在译文作品里,以姓名、姓氏命名的学派名、定理名,都能按照专名的要求来书写。反之,则有不同的处理,有些译者以专名论定,有些译者以通名论定。我们认为,对于学派名、定理名,无论有没有冠以姓名、姓氏,都一概视为专名。
(5)会议名。以全称出现的会议名称,大家都会毫无疑义地认定为专名。引起分歧的是缩略之后的会议名,如十一届三中全会、十六届一中全会、十八大、十九大。这类缩略名称,在汉语语境所指明确,不会引起误解。且其作为专名的性质,也不会因其名称的缩略而改变。翻译当中,处理此类缩略专名,如果照原文缩略的形式来表达,造成在译语语境语义指向不明,那须以全称来翻译,再在译语语境下,重新缩略。只是必须明确,缩略之后性质没有改变,全称是专名,全称的缩略同样是专名。

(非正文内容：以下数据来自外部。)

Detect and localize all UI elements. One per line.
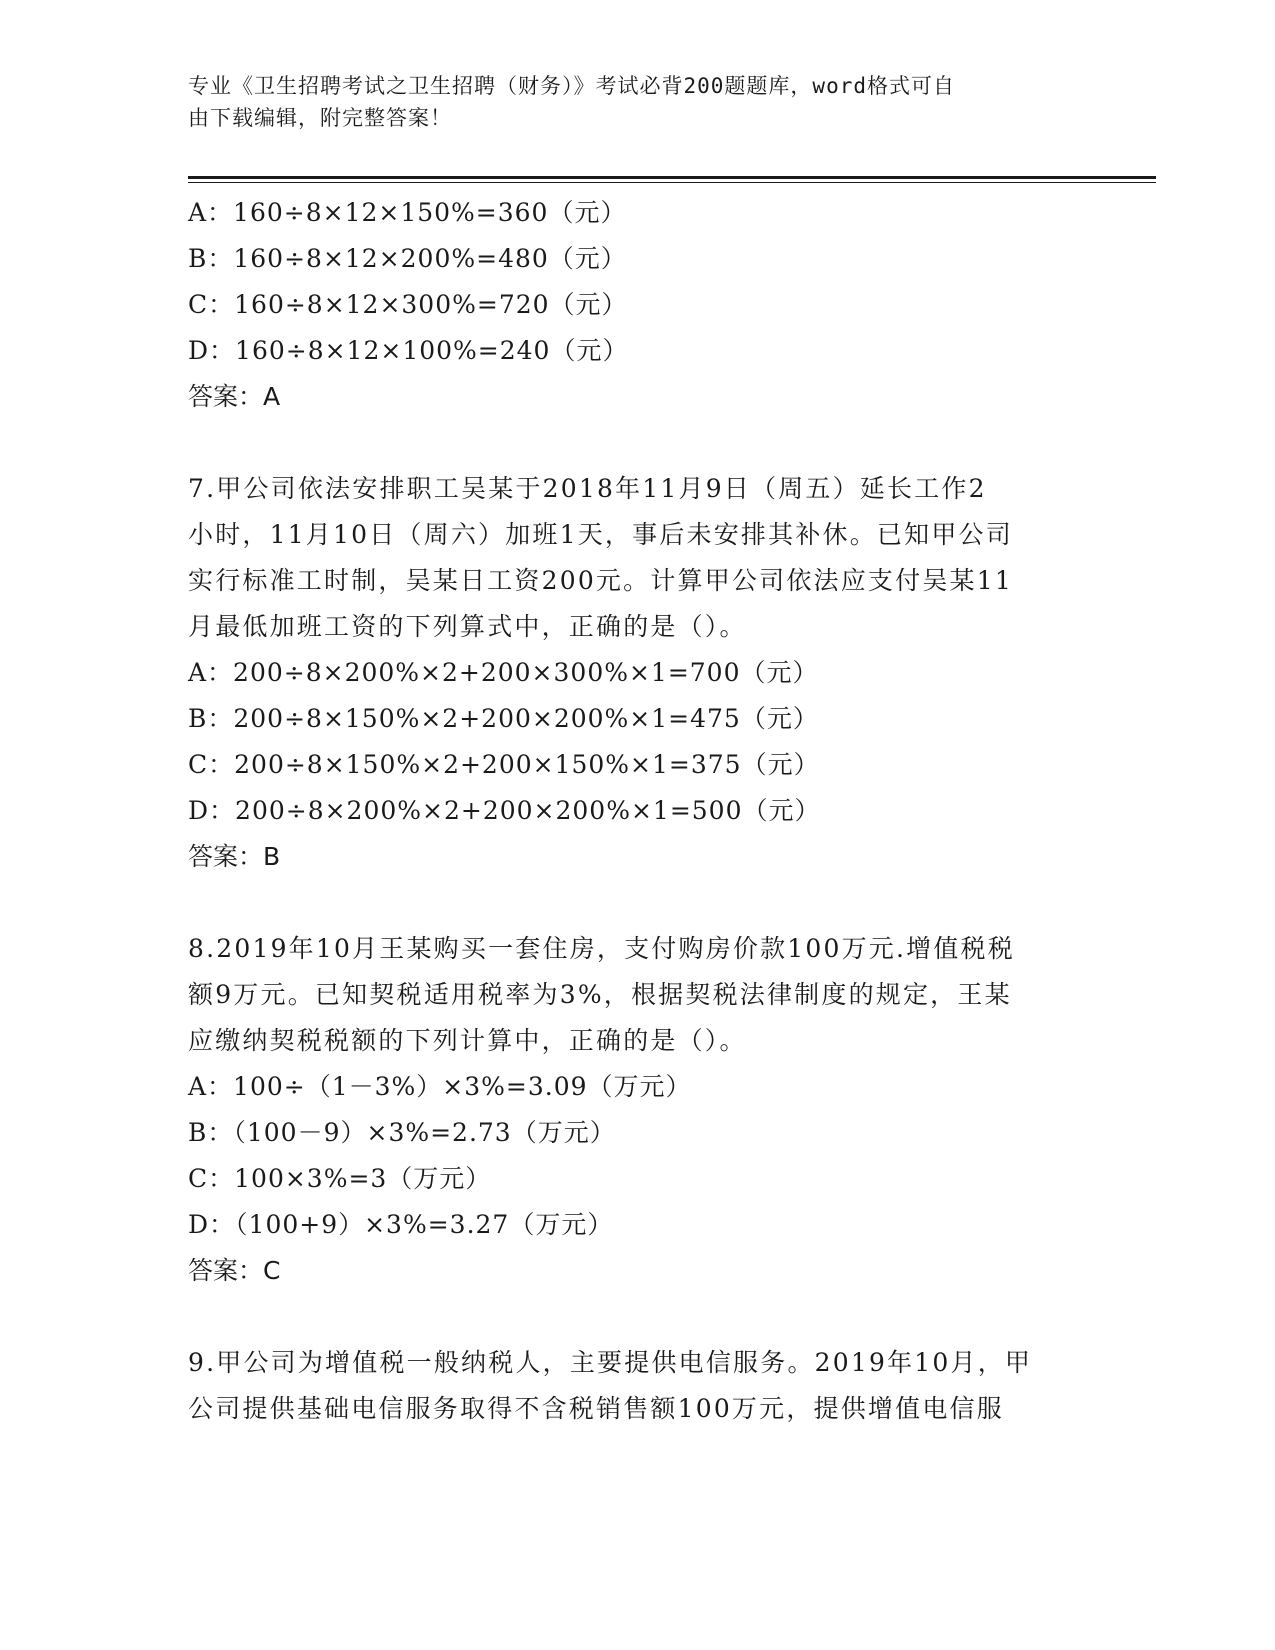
question-9 [188,1340,1088,1432]
question-text-line: 7.甲公司依法安排职工吴某于2018年11月9日（周五）延长工作2 [188,474,987,503]
option-d: D：160÷8×12×100%=240（元） [188,336,629,365]
question-text-line: 小时，11月10日（周六）加班1天，事后未安排其补休。已知甲公司 [188,520,1013,549]
option-c: C：160÷8×12×300%=720（元） [188,290,628,319]
option-d: D：（100+9）×3%=3.27（万元） [188,1210,614,1239]
question-text-line: 公司提供基础电信服务取得不含税销售额100万元，提供增值电信服 [188,1394,1004,1423]
spacer [188,1294,1088,1340]
question-6-continued [188,190,1088,420]
header-rule-thin [188,182,1156,183]
question-text-line: 实行标准工时制，吴某日工资200元。计算甲公司依法应支付吴某11 [188,566,1013,595]
answer-line: 答案：A [188,382,281,411]
header-rule-thick [188,176,1156,179]
question-text-line: 8.2019年10月王某购买一套住房，支付购房价款100万元.增值税税 [188,934,1015,963]
option-b: B：200÷8×150%×2+200×200%×1=475（元） [188,704,819,733]
option-b: B：160÷8×12×200%=480（元） [188,244,627,273]
question-text-line: 应缴纳契税税额的下列计算中，正确的是（）。 [188,1026,747,1055]
question-7 [188,466,1088,880]
answer-line: 答案：B [188,842,281,871]
option-a: A：160÷8×12×150%=360（元） [188,198,627,227]
option-d: D：200÷8×200%×2+200×200%×1=500（元） [188,796,821,825]
header-line-2: 由下载编辑，附完整答案！ [188,106,452,130]
spacer [188,880,1088,926]
option-a: A：100÷（1－3%）×3%=3.09（万元） [188,1072,692,1101]
document-header [188,70,1068,134]
question-8 [188,926,1088,1294]
option-c: C：100×3%=3（万元） [188,1164,492,1193]
header-line-1: 专业《卫生招聘考试之卫生招聘（财务）》考试必背200题题库，word格式可自 [188,74,955,98]
question-text-line: 9.甲公司为增值税一般纳税人，主要提供电信服务。2019年10月，甲 [188,1348,1033,1377]
option-b: B：（100－9）×3%=2.73（万元） [188,1118,616,1147]
answer-line: 答案：C [188,1256,281,1285]
spacer [188,420,1088,466]
option-a: A：200÷8×200%×2+200×300%×1=700（元） [188,658,819,687]
question-text-line: 月最低加班工资的下列算式中，正确的是（）。 [188,612,747,641]
question-text-line: 额9万元。已知契税适用税率为3%，根据契税法律制度的规定，王某 [188,980,1012,1009]
document-body [188,190,1088,1432]
option-c: C：200÷8×150%×2+200×150%×1=375（元） [188,750,820,779]
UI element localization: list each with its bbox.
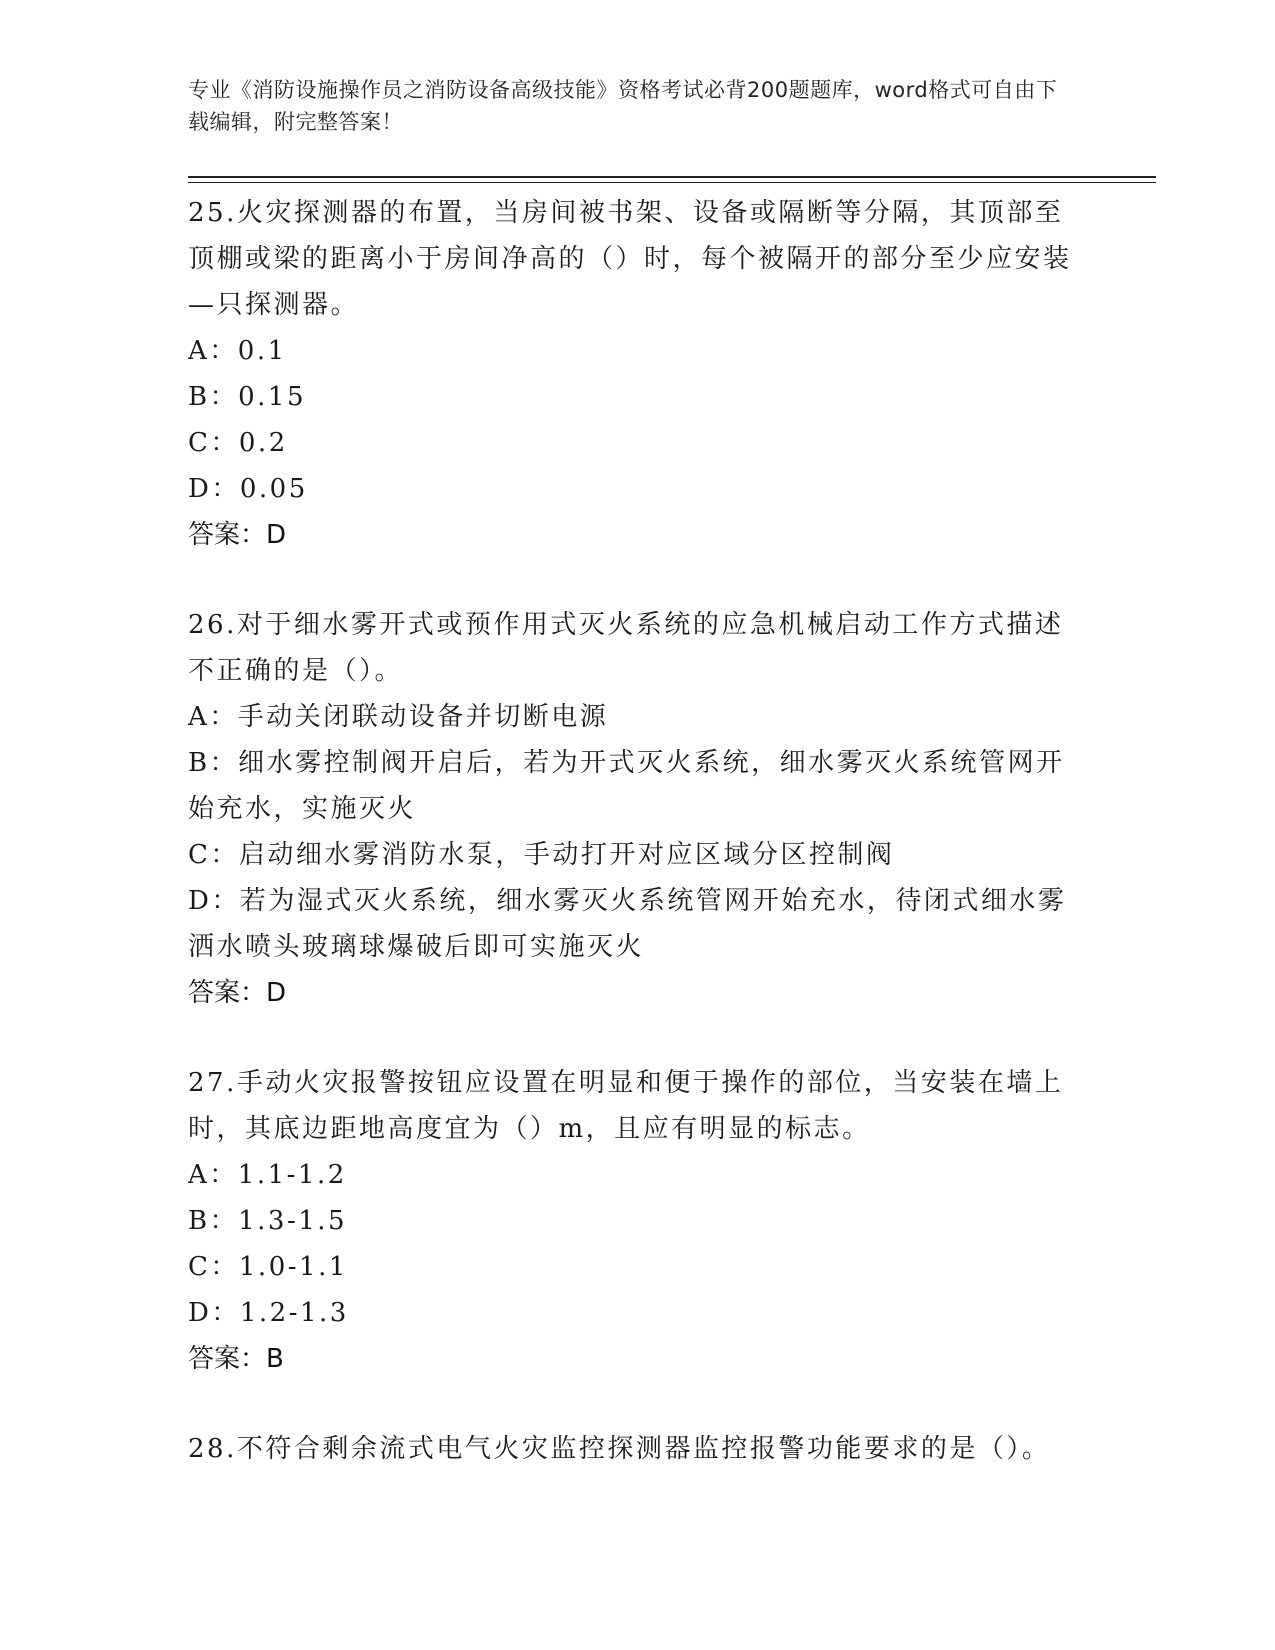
option-d: D：若为湿式灭火系统，细水雾灭火系统管网开始充水，待闭式细水雾洒水喷头玻璃球爆破后即可实施灭火 [188, 886, 1067, 962]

我们基于汉语学界较为普遍认同的专名界定,对各类专名在汉译壮作品中不同的处理方式进行了分析。从中可以看出,汉壮翻译界对专名的认定大体是一致的,只是在对缩略专名、一些不出现本名的专名以及节日名等有不同看法。我们期待通过对专名的讨论,逐步达到一致,这样可以减少我们的译作由于对专名的认定不一致而导致的同一个专名却有不一样的书写形式。